While the FDA seeks to improve safe practices for the entire supply chain under the Food Safety Modernization Act (FSMA), it is the bigger companies have the legal and technical staffs to scrutinize the regulations and submit comments. Which begs the question: Does the FDA fully understand the challenges that the majority of companies have?
Elliot Maras, managing editor of Food Logistics, notes in his “Food and More for Thought” column in the April issue that resources do exist for small companies to comply with the upcoming FSMA rules.
The sanitary transportation rules under FSMA would not apply to shippers, receivers, or carriers engaged in food transportation operations that have less than $500,000 in total annual sales. But whether or not a company qualifies for this exemption, most shippers, receivers and carriers still want to handle food as safely as possible.
The FDA, in networking with industry, has recognized the need to reach out to companies of all sizes to help them comply with the law.
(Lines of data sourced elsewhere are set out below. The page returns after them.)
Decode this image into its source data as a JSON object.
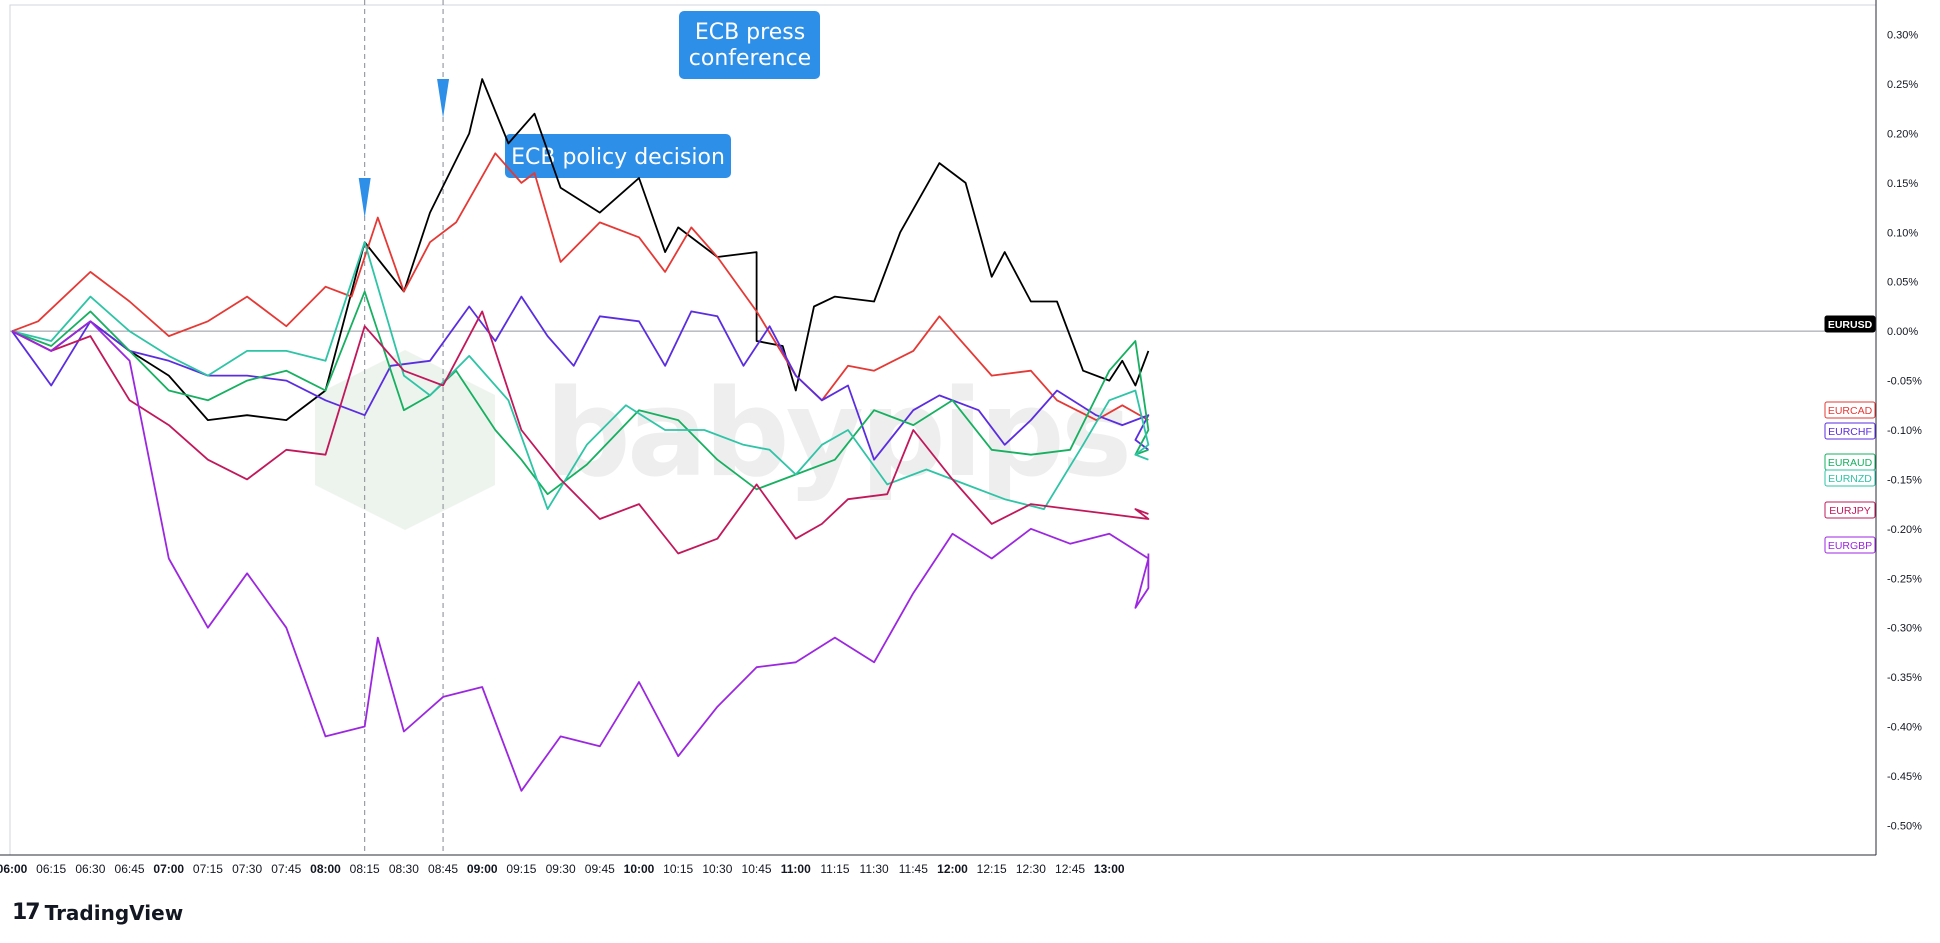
{
  "brand": {
    "watermark": "babypips",
    "footer_mark": "17",
    "footer_name": "TradingView"
  },
  "annotations": [
    {
      "label": "ECB policy decision",
      "time": "08:15"
    },
    {
      "label_lines": [
        "ECB press",
        "conference"
      ],
      "time": "08:45"
    }
  ],
  "chart_data": {
    "type": "line",
    "x_ticks": [
      "06:00",
      "06:15",
      "06:30",
      "06:45",
      "07:00",
      "07:15",
      "07:30",
      "07:45",
      "08:00",
      "08:15",
      "08:30",
      "08:45",
      "09:00",
      "09:15",
      "09:30",
      "09:45",
      "10:00",
      "10:15",
      "10:30",
      "10:45",
      "11:00",
      "11:15",
      "11:30",
      "11:45",
      "12:00",
      "12:15",
      "12:30",
      "12:45",
      "13:00"
    ],
    "x_bold_ticks": [
      "06:00",
      "07:00",
      "08:00",
      "09:00",
      "10:00",
      "11:00",
      "12:00",
      "13:00"
    ],
    "x_range_minutes": [
      0,
      430
    ],
    "x_unit": "minutes after 06:00",
    "y_ticks": [
      "0.30%",
      "0.25%",
      "0.20%",
      "0.15%",
      "0.10%",
      "0.05%",
      "0.00%",
      "-0.05%",
      "-0.10%",
      "-0.15%",
      "-0.20%",
      "-0.25%",
      "-0.30%",
      "-0.35%",
      "-0.40%",
      "-0.45%",
      "-0.50%"
    ],
    "ylim": [
      -0.53,
      0.33
    ],
    "y_unit": "%",
    "series": [
      {
        "name": "EURUSD",
        "color": "#000000",
        "label_style": "filled",
        "values": [
          [
            0,
            0
          ],
          [
            15,
            -0.02
          ],
          [
            30,
            0.01
          ],
          [
            45,
            -0.02
          ],
          [
            60,
            -0.045
          ],
          [
            75,
            -0.09
          ],
          [
            90,
            -0.085
          ],
          [
            105,
            -0.09
          ],
          [
            120,
            -0.06
          ],
          [
            135,
            0.09
          ],
          [
            150,
            0.04
          ],
          [
            160,
            0.12
          ],
          [
            175,
            0.2
          ],
          [
            180,
            0.255
          ],
          [
            190,
            0.19
          ],
          [
            200,
            0.22
          ],
          [
            210,
            0.145
          ],
          [
            225,
            0.12
          ],
          [
            240,
            0.155
          ],
          [
            250,
            0.08
          ],
          [
            255,
            0.105
          ],
          [
            270,
            0.075
          ],
          [
            285,
            0.08
          ],
          [
            285,
            -0.01
          ],
          [
            295,
            -0.015
          ],
          [
            300,
            -0.06
          ],
          [
            307,
            0.025
          ],
          [
            315,
            0.035
          ],
          [
            330,
            0.03
          ],
          [
            340,
            0.1
          ],
          [
            355,
            0.17
          ],
          [
            365,
            0.15
          ],
          [
            375,
            0.055
          ],
          [
            380,
            0.08
          ],
          [
            390,
            0.03
          ],
          [
            400,
            0.03
          ],
          [
            410,
            -0.04
          ],
          [
            420,
            -0.05
          ],
          [
            425,
            -0.03
          ],
          [
            430,
            -0.055
          ],
          [
            435,
            -0.02
          ]
        ]
      },
      {
        "name": "EURCAD",
        "color": "#e53935",
        "label_style": "outline",
        "values": [
          [
            0,
            0
          ],
          [
            10,
            0.01
          ],
          [
            30,
            0.06
          ],
          [
            45,
            0.03
          ],
          [
            60,
            -0.005
          ],
          [
            75,
            0.01
          ],
          [
            90,
            0.035
          ],
          [
            105,
            0.005
          ],
          [
            120,
            0.045
          ],
          [
            130,
            0.035
          ],
          [
            140,
            0.115
          ],
          [
            150,
            0.04
          ],
          [
            160,
            0.09
          ],
          [
            170,
            0.11
          ],
          [
            185,
            0.18
          ],
          [
            195,
            0.15
          ],
          [
            200,
            0.16
          ],
          [
            210,
            0.07
          ],
          [
            225,
            0.11
          ],
          [
            240,
            0.095
          ],
          [
            250,
            0.06
          ],
          [
            260,
            0.105
          ],
          [
            270,
            0.075
          ],
          [
            285,
            0.02
          ],
          [
            300,
            -0.045
          ],
          [
            310,
            -0.07
          ],
          [
            320,
            -0.035
          ],
          [
            330,
            -0.04
          ],
          [
            345,
            -0.02
          ],
          [
            355,
            0.015
          ],
          [
            375,
            -0.045
          ],
          [
            390,
            -0.04
          ],
          [
            400,
            -0.07
          ],
          [
            415,
            -0.09
          ],
          [
            425,
            -0.075
          ],
          [
            435,
            -0.09
          ]
        ]
      },
      {
        "name": "EURCHF",
        "color": "#5b2de0",
        "label_style": "outline",
        "values": [
          [
            0,
            0
          ],
          [
            15,
            -0.055
          ],
          [
            30,
            0.01
          ],
          [
            45,
            -0.02
          ],
          [
            60,
            -0.03
          ],
          [
            75,
            -0.045
          ],
          [
            90,
            -0.045
          ],
          [
            105,
            -0.05
          ],
          [
            120,
            -0.07
          ],
          [
            135,
            -0.085
          ],
          [
            145,
            -0.035
          ],
          [
            160,
            -0.03
          ],
          [
            175,
            0.025
          ],
          [
            185,
            -0.01
          ],
          [
            195,
            0.035
          ],
          [
            205,
            -0.005
          ],
          [
            215,
            -0.035
          ],
          [
            225,
            0.015
          ],
          [
            240,
            0.01
          ],
          [
            250,
            -0.035
          ],
          [
            260,
            0.02
          ],
          [
            270,
            0.015
          ],
          [
            280,
            -0.035
          ],
          [
            290,
            0.005
          ],
          [
            300,
            -0.045
          ],
          [
            310,
            -0.07
          ],
          [
            320,
            -0.055
          ],
          [
            330,
            -0.13
          ],
          [
            345,
            -0.08
          ],
          [
            355,
            -0.065
          ],
          [
            370,
            -0.08
          ],
          [
            380,
            -0.115
          ],
          [
            390,
            -0.09
          ],
          [
            400,
            -0.06
          ],
          [
            415,
            -0.085
          ],
          [
            425,
            -0.095
          ],
          [
            435,
            -0.085
          ],
          [
            430,
            -0.11
          ],
          [
            435,
            -0.12
          ]
        ]
      },
      {
        "name": "EURAUD",
        "color": "#16b060",
        "label_style": "filled",
        "values": [
          [
            0,
            0
          ],
          [
            15,
            -0.015
          ],
          [
            30,
            0.02
          ],
          [
            45,
            -0.02
          ],
          [
            60,
            -0.06
          ],
          [
            75,
            -0.07
          ],
          [
            90,
            -0.05
          ],
          [
            105,
            -0.04
          ],
          [
            120,
            -0.06
          ],
          [
            135,
            0.04
          ],
          [
            150,
            -0.08
          ],
          [
            160,
            -0.065
          ],
          [
            170,
            -0.04
          ],
          [
            185,
            -0.1
          ],
          [
            195,
            -0.13
          ],
          [
            205,
            -0.165
          ],
          [
            220,
            -0.135
          ],
          [
            240,
            -0.08
          ],
          [
            255,
            -0.09
          ],
          [
            270,
            -0.13
          ],
          [
            285,
            -0.16
          ],
          [
            300,
            -0.145
          ],
          [
            315,
            -0.13
          ],
          [
            330,
            -0.08
          ],
          [
            345,
            -0.095
          ],
          [
            360,
            -0.07
          ],
          [
            375,
            -0.12
          ],
          [
            390,
            -0.125
          ],
          [
            405,
            -0.12
          ],
          [
            420,
            -0.04
          ],
          [
            430,
            -0.01
          ],
          [
            435,
            -0.1
          ],
          [
            430,
            -0.125
          ],
          [
            435,
            -0.12
          ]
        ]
      },
      {
        "name": "EURNZD",
        "color": "#2ec4a6",
        "label_style": "filled",
        "values": [
          [
            0,
            0
          ],
          [
            15,
            -0.01
          ],
          [
            30,
            0.035
          ],
          [
            45,
            0
          ],
          [
            60,
            -0.025
          ],
          [
            75,
            -0.045
          ],
          [
            90,
            -0.02
          ],
          [
            105,
            -0.02
          ],
          [
            120,
            -0.03
          ],
          [
            135,
            0.09
          ],
          [
            150,
            -0.045
          ],
          [
            160,
            -0.065
          ],
          [
            175,
            -0.025
          ],
          [
            190,
            -0.07
          ],
          [
            205,
            -0.18
          ],
          [
            220,
            -0.115
          ],
          [
            235,
            -0.075
          ],
          [
            250,
            -0.1
          ],
          [
            265,
            -0.1
          ],
          [
            280,
            -0.115
          ],
          [
            290,
            -0.12
          ],
          [
            300,
            -0.145
          ],
          [
            310,
            -0.115
          ],
          [
            320,
            -0.1
          ],
          [
            335,
            -0.155
          ],
          [
            350,
            -0.14
          ],
          [
            365,
            -0.155
          ],
          [
            380,
            -0.17
          ],
          [
            395,
            -0.18
          ],
          [
            410,
            -0.115
          ],
          [
            420,
            -0.07
          ],
          [
            430,
            -0.06
          ],
          [
            435,
            -0.115
          ],
          [
            430,
            -0.125
          ],
          [
            435,
            -0.13
          ]
        ]
      },
      {
        "name": "EURJPY",
        "color": "#c2185b",
        "label_style": "outline",
        "values": [
          [
            0,
            0
          ],
          [
            15,
            -0.02
          ],
          [
            30,
            -0.005
          ],
          [
            45,
            -0.07
          ],
          [
            60,
            -0.095
          ],
          [
            75,
            -0.13
          ],
          [
            90,
            -0.15
          ],
          [
            105,
            -0.12
          ],
          [
            120,
            -0.125
          ],
          [
            135,
            0.005
          ],
          [
            150,
            -0.04
          ],
          [
            165,
            -0.055
          ],
          [
            180,
            0.02
          ],
          [
            195,
            -0.1
          ],
          [
            210,
            -0.15
          ],
          [
            225,
            -0.19
          ],
          [
            240,
            -0.175
          ],
          [
            255,
            -0.225
          ],
          [
            270,
            -0.21
          ],
          [
            285,
            -0.155
          ],
          [
            300,
            -0.21
          ],
          [
            310,
            -0.195
          ],
          [
            320,
            -0.17
          ],
          [
            335,
            -0.165
          ],
          [
            345,
            -0.1
          ],
          [
            360,
            -0.15
          ],
          [
            375,
            -0.195
          ],
          [
            390,
            -0.175
          ],
          [
            405,
            -0.18
          ],
          [
            420,
            -0.185
          ],
          [
            435,
            -0.19
          ],
          [
            430,
            -0.18
          ],
          [
            435,
            -0.185
          ]
        ]
      },
      {
        "name": "EURGBP",
        "color": "#9c27e0",
        "label_style": "filled",
        "values": [
          [
            0,
            0
          ],
          [
            15,
            -0.02
          ],
          [
            30,
            0.01
          ],
          [
            45,
            -0.03
          ],
          [
            60,
            -0.23
          ],
          [
            75,
            -0.3
          ],
          [
            90,
            -0.245
          ],
          [
            105,
            -0.3
          ],
          [
            120,
            -0.41
          ],
          [
            135,
            -0.4
          ],
          [
            140,
            -0.31
          ],
          [
            150,
            -0.405
          ],
          [
            165,
            -0.37
          ],
          [
            180,
            -0.36
          ],
          [
            195,
            -0.465
          ],
          [
            210,
            -0.41
          ],
          [
            225,
            -0.42
          ],
          [
            240,
            -0.355
          ],
          [
            255,
            -0.43
          ],
          [
            270,
            -0.38
          ],
          [
            285,
            -0.34
          ],
          [
            300,
            -0.335
          ],
          [
            315,
            -0.31
          ],
          [
            330,
            -0.335
          ],
          [
            345,
            -0.265
          ],
          [
            360,
            -0.205
          ],
          [
            375,
            -0.23
          ],
          [
            390,
            -0.2
          ],
          [
            405,
            -0.215
          ],
          [
            420,
            -0.205
          ],
          [
            435,
            -0.23
          ],
          [
            430,
            -0.28
          ],
          [
            435,
            -0.26
          ],
          [
            435,
            -0.225
          ]
        ]
      }
    ],
    "grid": false,
    "legend_position": "right-axis labels"
  }
}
As early as 2011, FDA established the Food Safety Preventive Control Alliance (FSPCA) to provide smaller companies with information about FSMA. In cooperation with the Illinois Institute of Technology’s Institute for Food Safety and Health (IIT IFSH), FDA created the FSPCA to develop training courses and materials on preventing contamination for both human and animal food. The alliance consists of FDA officials, local and state regulatory agencies, the food industry and academia. Its mission is to support safe food handling practices by developing and delivering educational programs that assist industry in complying with the preventive controls regulations that will be promulgated in response to the FSMA.